I’ve had a Senco for 15 years. But not for furniture. I use it for jigs and finish carpentry.
Holy Crap, my family has taken that paper since I was born. I have to wonder at this point did I ever read, or was I ever influenced by the person with that byline? On what subject? OH this is bad, really, really bad.
Yep, ’bout the only time I check angles (with one of those brass discs with various angled pie slices) is after a chisel does a swan dive onto the concrete, finds it’s way into the hands of an employee, or other serious chip repair when a substantial amount of material needs to be removed. Standard procedure is feel for the bevel on the stone(3 fingered grip), lock elbows, and hone away. Occasionally, I restore the hollow grind by setting the wheel/toolrest alignment to the center of the existing bevel. I try to resist the temptation to bear down more on the toe than the heel, and that angle really doesn’t drift appreciably before the next regrind. Honing guides slow me down; just grind, hone, strop/buff, & go, less than a minute to restore shave-ability. Is it 33-1/2 degrees or 34? Quit fiddling and get back to work…That little time management voice in the grey mushy stuff tells me I won’t save enough time with some theoretical perfect angle if I am quick enough at getting it perfectly sharp. All of which is a long winded way of saying never trust a woodworker with hairy forearms.
Two questions about using this with the Kell guide – the instructions say to measure the distance from the steel rollers, which are not flush with the front of the wheels. Since it looks like this block would be stopped against the wheels, do you take that additional length into account? Second, his instructions give projections for up to 30 degrees – what do you use for 35?
The jig has instructions? Oops.
The point (for me) is repeatability, not a geometrically perfect angle.
I put the plane blade I sharpen the most in the jig. I used a plastic protractor to set the sharpening angle to 35° (working above the bars of the jig, by the way). Then I recorded the distance from the front of the wheels to the tip of the blade and glued a stop at that position.

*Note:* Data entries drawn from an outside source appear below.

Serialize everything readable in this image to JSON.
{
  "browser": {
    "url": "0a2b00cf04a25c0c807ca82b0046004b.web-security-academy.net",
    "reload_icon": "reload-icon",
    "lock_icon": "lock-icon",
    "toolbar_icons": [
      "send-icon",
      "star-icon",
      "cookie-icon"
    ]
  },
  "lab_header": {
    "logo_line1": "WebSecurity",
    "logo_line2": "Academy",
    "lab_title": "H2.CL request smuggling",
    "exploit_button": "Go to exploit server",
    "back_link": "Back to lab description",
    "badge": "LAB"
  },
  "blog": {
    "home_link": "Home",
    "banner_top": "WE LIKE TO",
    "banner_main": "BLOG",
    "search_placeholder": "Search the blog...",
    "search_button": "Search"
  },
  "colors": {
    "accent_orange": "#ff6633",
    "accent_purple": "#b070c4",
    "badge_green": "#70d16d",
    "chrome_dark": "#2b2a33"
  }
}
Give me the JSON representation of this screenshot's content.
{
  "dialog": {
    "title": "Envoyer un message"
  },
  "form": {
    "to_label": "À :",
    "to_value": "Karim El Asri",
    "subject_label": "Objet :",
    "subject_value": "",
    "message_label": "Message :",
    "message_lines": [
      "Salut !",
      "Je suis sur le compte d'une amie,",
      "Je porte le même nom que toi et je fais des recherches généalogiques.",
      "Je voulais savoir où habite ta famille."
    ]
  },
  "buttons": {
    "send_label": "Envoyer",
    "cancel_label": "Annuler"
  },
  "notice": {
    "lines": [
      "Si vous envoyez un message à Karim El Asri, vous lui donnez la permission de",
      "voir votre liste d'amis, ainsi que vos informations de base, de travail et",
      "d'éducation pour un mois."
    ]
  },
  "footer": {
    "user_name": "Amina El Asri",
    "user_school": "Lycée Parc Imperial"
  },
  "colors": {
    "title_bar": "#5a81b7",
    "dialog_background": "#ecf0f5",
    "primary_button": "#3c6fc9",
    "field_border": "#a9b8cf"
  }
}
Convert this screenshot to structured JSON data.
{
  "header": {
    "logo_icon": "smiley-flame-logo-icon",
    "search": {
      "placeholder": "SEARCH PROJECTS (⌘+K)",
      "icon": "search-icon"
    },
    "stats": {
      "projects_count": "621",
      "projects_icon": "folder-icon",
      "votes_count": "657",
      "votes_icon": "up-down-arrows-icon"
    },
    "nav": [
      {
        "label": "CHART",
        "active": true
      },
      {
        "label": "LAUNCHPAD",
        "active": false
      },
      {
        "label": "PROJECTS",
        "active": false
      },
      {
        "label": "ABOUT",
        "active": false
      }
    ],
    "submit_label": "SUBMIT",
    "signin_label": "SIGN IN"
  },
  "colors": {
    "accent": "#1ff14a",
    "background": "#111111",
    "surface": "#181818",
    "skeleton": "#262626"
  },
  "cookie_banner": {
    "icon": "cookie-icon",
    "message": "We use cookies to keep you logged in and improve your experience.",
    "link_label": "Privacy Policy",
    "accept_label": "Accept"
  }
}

That strategy worked flawlessly for many years on my old angle-setting block.
Makes sense – that’s what I get for reading.
Say, you don’t have a roller guide to use on a oil stone. What is the best way to maintain the angle on say a spokeshave blade on an oil stone?
I can’t believe you left it here. I remember you saying how long you’d had it and one guy even took it home once to take measurements but you usually dont let it leave the shop. Maybe I should track it down, put it on ebay .’The original Christopher Schwarz honing angle setting jig’ it could sell for 1000’s 🙂
So if the 35-degree setting is for honing the secondary bevel, what do you use for the primary bevel when the secondary gets too big? Diamond plate, coarse stone, power grinder?
I grind with whatever I have handy – hand-cranked grinder, coarse sandpaper, diamond plate, sidewalk. When you work in other people’s shops, you can’t be too picky.